WASHINGTON – Credit unions are raising concerns over a whirlwind of mortgage regulations that have come out of the Consumer Financial Protection Bureau, which has produced nearly 3,000 pages of proposed new rules in the past six weeks alone.

The most recent proposal to come out of the CFPB was announced on Friday, with the agency now seeking comment on a proposed rule aimed at making it easier for consumers to understand mortgage costs and compare loans.

“We are very concerned about the breadth and scope of the changes CFPB is looking to make to the mortgage market overall,” said Dillon Shea, regulatory affairs counsel for NAFCU. “They’ve put out 2,800 pages of proposed regulations over just the last six weeks. It’s a lot to take in with a very short turnaround.”

Shea said NAFCU was pleased to see CFPB assert its exception authority with regard to certain provisions, but getting those exceptions is not easy. “Credit unions will have to do a lot of jumping through hoops to get those exceptions,” he said.

The more-than-300-page proposed regulation that was released on Friday afternoon had both NAFCU and CUNA wading through it at press time. “CUNA is still reviewing this lengthy proposed rule,” Mary Dunn, CUNA Deputy General Counsel, told Credit Union Journal. “While we initially see several positive elements – such as CFPB’s decision not to expand the certification test to cover registered mortgage loan origination employees – we remain concerned about the overall impact of this rule on credit unions. We will be analyzing the rule carefully with these concerns in mind.”

One question NAFCU hopes the new rule will address has to do with compensating mortgage loan officers. “Hopefully, this will help answer what credit unions can do in terms of incentives and bonus programs for internal mortgage loan officers,” Shea related. “Some of the rules could make it very difficult to provide any sort of annual bonus for credit union mortgage loan officers, again, without having to jump through a lot of hoops. What is of great concern to us with all of the recent proposed regulations coming out of Dodd-Frank is that they all say they recognize that credit union were not part of the problem, but credit unions are still getting hit with a huge compliance cost.”

In a statement released with the proposal, CFPB Director Richard Cordray said, “Consumers have a hard time comparing loans when they are dealing with a bewildering array of points and fees. We want to provide consumers with clearer options and enable them to choose the loan that they believe is right for them.”

The proposed rules would:
* Require lenders to make a “No-Point, No-Fee” loan option available, enabling consumers to compare offers and determine if they are better off making upfront payments in exchange for lower monthly loan payments.
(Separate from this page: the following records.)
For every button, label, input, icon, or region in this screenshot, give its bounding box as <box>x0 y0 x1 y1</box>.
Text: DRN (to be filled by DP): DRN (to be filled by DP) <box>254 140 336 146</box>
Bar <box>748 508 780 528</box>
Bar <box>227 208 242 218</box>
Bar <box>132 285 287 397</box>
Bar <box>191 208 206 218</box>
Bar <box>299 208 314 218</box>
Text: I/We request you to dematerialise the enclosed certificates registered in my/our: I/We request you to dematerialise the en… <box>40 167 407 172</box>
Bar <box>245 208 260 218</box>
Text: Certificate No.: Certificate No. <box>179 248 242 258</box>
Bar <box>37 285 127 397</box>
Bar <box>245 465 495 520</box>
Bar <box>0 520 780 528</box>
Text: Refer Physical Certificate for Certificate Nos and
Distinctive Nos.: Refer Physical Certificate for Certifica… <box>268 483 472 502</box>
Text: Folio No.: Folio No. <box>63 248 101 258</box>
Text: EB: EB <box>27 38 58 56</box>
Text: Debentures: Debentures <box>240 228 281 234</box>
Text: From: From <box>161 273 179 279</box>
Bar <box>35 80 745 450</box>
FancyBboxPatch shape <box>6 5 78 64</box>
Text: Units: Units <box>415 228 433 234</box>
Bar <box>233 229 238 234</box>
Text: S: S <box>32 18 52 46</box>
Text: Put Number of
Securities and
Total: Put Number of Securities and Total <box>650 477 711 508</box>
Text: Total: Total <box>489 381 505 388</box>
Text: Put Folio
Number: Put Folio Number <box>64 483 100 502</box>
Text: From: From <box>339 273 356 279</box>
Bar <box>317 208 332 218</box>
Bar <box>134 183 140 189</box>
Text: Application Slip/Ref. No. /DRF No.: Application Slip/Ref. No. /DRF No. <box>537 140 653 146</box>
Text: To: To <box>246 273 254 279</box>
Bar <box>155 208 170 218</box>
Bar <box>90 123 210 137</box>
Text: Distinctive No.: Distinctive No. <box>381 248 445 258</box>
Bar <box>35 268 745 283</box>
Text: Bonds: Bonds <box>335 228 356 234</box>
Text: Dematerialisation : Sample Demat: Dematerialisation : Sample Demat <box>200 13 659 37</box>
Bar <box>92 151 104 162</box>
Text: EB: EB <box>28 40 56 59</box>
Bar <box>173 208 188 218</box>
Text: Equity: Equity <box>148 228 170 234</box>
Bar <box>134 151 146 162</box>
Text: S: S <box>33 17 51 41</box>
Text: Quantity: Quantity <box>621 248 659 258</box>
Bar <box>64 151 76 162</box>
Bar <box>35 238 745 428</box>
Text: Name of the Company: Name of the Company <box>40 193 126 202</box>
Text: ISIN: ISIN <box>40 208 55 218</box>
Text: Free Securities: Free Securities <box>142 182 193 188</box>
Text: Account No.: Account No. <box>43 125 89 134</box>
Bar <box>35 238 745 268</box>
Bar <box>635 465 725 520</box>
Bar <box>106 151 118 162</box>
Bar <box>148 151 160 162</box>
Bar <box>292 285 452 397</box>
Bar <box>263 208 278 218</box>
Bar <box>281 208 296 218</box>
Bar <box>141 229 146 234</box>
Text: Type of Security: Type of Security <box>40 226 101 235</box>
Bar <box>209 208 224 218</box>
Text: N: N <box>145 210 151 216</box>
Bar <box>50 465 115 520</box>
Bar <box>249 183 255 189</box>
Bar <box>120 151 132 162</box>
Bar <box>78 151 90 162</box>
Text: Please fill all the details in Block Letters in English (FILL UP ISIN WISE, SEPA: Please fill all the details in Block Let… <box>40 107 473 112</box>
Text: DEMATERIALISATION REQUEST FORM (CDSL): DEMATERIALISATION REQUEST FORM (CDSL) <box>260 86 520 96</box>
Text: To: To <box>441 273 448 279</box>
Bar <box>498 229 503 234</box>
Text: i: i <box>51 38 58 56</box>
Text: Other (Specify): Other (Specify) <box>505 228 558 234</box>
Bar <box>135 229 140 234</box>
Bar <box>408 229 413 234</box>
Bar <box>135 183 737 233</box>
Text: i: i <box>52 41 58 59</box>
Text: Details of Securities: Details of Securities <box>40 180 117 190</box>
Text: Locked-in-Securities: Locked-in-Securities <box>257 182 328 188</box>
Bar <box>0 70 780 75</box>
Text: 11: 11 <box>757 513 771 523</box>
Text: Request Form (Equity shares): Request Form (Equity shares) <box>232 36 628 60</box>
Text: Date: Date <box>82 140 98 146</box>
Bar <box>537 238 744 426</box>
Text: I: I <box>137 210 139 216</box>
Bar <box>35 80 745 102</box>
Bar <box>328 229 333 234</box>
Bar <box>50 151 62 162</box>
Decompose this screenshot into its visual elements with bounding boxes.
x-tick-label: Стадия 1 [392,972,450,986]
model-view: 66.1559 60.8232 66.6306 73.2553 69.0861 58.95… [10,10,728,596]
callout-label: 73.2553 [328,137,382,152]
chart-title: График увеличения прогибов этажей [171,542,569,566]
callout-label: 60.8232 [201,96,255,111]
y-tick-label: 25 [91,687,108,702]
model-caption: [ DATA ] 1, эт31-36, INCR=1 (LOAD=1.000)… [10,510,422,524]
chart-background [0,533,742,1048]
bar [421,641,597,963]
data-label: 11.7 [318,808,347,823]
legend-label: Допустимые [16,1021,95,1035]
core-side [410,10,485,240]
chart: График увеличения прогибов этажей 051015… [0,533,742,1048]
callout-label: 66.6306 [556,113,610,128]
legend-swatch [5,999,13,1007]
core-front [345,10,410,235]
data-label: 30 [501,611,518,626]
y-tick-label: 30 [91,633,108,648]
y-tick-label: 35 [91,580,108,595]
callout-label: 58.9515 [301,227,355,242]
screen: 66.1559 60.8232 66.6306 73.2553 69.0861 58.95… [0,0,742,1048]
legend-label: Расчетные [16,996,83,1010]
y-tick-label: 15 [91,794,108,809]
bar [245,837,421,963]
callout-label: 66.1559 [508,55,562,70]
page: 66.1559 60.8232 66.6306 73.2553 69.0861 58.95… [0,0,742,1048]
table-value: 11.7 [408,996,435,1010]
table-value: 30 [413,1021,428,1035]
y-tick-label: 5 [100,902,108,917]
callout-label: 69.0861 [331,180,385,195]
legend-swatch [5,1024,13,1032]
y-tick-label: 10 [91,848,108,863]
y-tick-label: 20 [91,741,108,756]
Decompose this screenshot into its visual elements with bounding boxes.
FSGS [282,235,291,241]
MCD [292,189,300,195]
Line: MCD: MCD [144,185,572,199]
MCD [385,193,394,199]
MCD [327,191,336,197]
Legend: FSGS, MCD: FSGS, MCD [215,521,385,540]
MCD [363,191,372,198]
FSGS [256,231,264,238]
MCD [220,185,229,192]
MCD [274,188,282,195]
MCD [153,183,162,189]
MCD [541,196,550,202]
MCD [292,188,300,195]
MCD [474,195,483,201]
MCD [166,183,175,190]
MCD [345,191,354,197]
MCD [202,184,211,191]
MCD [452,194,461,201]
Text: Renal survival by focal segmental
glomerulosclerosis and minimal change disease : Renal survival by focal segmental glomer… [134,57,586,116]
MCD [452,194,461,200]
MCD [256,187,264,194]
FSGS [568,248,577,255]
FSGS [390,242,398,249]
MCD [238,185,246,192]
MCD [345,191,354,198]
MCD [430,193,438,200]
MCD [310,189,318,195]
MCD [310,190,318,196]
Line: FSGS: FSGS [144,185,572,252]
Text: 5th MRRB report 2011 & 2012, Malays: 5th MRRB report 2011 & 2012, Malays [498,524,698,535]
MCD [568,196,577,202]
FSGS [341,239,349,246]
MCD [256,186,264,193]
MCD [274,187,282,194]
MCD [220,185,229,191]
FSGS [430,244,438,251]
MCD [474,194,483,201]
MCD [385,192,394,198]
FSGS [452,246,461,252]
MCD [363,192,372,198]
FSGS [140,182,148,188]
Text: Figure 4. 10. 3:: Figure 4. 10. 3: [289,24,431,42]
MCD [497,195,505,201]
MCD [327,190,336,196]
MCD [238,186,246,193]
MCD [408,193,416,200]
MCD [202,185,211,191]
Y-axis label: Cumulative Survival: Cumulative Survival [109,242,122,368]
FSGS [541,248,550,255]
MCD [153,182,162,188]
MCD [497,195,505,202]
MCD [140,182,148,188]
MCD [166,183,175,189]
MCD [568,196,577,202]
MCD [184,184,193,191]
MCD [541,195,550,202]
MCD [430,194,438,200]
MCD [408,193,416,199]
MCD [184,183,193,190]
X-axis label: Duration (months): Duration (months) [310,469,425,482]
* Require an interest-rate reduction when consumers elect to pay upfront points or fees. The CFPB is specifically seeking comment on proposals to require that any upfront payment, whether it is a point or a fee, must be “bona fide,” which means that consumers must receive at least a certain minimum reduction of the interest rate in return for paying the point or fee.

* Set qualification and screening standards, eliminating the patchwork quilt of different standards or different types of originators.

* Prohibit payment of steering incentives to mortgage loan originators.

* Restrict arbitration clauses and financing of credit insurance.

Comments are due Oct. 16, with the CFPB shooting to issue final rules in January 2013.